Eleven days into the new year, Sperry weighed anchor at Apra and headed for Long Beach, California. She arrived at Terminal Island on 20 February and began an extensive overhaul which was completed in July of 1947. Unlike many of her sister ships, Sperry remained an active unit of the fleet, operating out of San Diego, California. She earned the coveted battle efficiency ?E? three years in a row in 1948, 1949, and 1950. In 1949, she participated in Operation Miki, a war game which simulated the recapture of an enemy-occupied Oahu; and, while returning to San Diego, she operated in support of the first publicized firings of missiles from submarines. Between 1950 and 1953 she serviced and supplied many of the submarines recommissioned for the Korean war. In 1952 she made her only voyage to the western Pacific, sailing sailed via Pearl Harbor, where she stayed from 6 August until 21 September, and serving at Chi Chi Jima in the Benin Islands from 2 to 9 October. She returned to the west coast of the United States on 25 October.
In December of 1951, the battle lines in Korea were more or less stabilized along the 38th parallel, and hostilities slowly decreased over the next two years; Sperry gradually returned to her peacetime routine. Over the next 10 years she continued to operate out of San Diego, spending most of her time in port servicing the submarines of the fleet, but occasionally getting underway for training cruises along the west coast.
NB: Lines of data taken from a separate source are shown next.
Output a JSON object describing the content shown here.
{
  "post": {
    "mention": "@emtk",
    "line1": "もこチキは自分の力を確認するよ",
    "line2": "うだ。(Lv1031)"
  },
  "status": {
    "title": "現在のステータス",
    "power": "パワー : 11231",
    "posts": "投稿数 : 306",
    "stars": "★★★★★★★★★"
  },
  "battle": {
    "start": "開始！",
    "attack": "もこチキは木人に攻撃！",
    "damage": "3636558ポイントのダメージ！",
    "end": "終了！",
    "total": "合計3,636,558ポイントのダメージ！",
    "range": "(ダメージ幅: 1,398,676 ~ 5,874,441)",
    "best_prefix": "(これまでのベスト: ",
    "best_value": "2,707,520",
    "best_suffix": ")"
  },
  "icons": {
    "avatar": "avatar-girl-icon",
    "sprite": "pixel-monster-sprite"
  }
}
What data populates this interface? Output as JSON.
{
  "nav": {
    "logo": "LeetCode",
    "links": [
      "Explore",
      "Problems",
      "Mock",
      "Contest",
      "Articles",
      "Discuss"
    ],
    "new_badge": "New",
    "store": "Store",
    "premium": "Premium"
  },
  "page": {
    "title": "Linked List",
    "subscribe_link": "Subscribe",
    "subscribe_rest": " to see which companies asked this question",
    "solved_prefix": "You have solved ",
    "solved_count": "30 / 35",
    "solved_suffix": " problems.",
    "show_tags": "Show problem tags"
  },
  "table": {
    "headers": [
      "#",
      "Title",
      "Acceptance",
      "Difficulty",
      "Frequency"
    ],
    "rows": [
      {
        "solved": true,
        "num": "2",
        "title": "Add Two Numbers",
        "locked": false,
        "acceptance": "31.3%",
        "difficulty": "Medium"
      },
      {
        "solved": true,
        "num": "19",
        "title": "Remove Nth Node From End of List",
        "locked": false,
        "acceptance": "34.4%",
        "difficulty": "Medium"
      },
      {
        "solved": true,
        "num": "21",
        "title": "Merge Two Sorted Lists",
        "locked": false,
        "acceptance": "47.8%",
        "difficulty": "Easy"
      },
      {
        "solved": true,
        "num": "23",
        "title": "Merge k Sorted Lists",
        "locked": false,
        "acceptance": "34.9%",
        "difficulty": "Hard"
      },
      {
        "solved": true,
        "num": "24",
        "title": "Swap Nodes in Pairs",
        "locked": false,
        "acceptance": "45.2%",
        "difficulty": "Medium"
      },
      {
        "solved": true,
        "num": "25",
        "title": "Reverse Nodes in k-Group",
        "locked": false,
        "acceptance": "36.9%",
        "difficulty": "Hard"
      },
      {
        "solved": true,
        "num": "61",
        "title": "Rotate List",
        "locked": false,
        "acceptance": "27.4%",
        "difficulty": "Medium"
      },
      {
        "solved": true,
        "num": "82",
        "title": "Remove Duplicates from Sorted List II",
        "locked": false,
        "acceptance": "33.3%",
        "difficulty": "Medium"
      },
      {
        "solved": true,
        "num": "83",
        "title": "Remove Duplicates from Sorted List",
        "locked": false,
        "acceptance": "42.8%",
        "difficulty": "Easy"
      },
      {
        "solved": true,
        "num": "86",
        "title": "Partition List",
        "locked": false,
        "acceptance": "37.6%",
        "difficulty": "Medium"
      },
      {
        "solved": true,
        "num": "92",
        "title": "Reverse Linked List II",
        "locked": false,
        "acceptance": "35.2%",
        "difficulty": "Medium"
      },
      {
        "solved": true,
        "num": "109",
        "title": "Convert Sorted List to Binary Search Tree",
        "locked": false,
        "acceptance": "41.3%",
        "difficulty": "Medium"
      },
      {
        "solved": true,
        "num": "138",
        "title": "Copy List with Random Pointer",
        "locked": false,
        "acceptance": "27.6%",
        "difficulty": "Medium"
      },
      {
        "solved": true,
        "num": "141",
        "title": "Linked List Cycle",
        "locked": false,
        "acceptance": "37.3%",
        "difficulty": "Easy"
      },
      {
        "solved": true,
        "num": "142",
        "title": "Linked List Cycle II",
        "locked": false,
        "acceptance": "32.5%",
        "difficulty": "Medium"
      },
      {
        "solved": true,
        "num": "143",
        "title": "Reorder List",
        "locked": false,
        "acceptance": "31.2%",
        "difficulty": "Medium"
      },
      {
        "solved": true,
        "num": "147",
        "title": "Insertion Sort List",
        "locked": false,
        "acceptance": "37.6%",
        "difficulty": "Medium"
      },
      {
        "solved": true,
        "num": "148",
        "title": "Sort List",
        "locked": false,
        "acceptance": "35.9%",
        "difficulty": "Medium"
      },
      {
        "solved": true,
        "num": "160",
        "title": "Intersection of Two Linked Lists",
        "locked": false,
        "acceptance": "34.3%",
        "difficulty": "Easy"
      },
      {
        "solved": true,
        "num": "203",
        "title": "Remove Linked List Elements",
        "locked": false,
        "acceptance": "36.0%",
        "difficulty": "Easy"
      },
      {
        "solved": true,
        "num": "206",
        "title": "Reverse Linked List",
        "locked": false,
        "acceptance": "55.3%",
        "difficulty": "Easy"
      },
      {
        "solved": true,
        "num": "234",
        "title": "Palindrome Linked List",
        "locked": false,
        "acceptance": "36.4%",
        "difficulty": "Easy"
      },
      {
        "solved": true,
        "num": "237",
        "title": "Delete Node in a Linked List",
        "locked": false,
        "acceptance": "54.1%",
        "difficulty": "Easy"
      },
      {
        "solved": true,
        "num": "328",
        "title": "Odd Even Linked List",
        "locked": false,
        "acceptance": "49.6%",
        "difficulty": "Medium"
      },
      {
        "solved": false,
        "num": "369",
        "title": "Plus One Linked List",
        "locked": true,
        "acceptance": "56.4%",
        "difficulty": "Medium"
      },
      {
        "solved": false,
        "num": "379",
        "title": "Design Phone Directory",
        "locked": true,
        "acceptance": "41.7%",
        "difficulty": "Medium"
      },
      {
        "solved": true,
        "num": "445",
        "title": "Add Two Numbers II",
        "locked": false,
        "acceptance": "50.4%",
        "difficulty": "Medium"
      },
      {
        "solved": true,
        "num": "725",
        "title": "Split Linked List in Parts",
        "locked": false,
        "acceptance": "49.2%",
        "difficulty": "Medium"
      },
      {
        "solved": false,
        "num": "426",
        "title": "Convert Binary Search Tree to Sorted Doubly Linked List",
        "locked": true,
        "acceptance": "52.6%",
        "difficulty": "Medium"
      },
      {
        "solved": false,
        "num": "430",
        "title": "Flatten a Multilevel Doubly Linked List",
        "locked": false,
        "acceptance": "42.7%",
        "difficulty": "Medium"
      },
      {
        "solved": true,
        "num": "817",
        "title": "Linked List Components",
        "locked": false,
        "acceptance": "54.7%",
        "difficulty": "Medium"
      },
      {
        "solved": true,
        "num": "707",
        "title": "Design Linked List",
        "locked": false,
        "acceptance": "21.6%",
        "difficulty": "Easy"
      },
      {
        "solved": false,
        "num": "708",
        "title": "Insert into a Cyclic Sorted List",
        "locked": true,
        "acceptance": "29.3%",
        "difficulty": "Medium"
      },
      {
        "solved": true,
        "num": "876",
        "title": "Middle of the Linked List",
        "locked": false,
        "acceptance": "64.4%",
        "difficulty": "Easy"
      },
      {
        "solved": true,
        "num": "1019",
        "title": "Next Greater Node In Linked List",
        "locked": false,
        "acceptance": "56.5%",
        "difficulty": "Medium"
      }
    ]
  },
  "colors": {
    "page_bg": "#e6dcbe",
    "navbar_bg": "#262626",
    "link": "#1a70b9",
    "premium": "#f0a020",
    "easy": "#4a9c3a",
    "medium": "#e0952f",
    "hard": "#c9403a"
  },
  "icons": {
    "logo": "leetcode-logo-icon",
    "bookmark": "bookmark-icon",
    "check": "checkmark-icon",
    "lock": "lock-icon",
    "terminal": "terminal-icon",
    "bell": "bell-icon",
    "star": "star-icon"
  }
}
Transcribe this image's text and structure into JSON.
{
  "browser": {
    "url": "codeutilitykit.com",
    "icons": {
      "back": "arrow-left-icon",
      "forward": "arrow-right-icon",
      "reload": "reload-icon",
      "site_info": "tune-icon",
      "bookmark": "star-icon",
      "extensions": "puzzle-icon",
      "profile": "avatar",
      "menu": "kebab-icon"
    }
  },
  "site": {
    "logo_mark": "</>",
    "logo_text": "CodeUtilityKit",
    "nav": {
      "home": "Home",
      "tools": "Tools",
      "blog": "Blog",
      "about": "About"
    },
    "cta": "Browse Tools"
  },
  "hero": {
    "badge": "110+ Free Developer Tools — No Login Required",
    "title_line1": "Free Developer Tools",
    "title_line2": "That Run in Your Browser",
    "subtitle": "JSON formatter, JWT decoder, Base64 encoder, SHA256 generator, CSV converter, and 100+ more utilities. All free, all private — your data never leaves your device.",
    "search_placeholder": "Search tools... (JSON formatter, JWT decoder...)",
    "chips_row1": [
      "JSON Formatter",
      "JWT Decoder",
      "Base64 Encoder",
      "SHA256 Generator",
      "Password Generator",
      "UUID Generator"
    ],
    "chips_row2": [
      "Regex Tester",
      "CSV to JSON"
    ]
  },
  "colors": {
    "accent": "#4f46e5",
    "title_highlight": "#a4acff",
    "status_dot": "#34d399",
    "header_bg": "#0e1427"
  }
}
Her area of operation extended from Mexico north to Canada.
From April to September 1961 Sperry was at Long Beach Naval Shipyard being brought up to date by a Fleet Rehabilitation and Modernization overhaul. In mid-September, she returned to her duties as submarine tender at San Diego, though now with the capability to service ballistic missile submarines.
Sperry serviced submarines out of San Diego for another twenty years, until finally decommissioned there on 30 September 1982 and struck from the Navy list that same day. The old tender was transferred to the Maritime Administration on 1 February 1999, and remains available for possible use as a museum ship as of late 2005.
As of 2006 no other ship in the United States Navy has been named Sperry.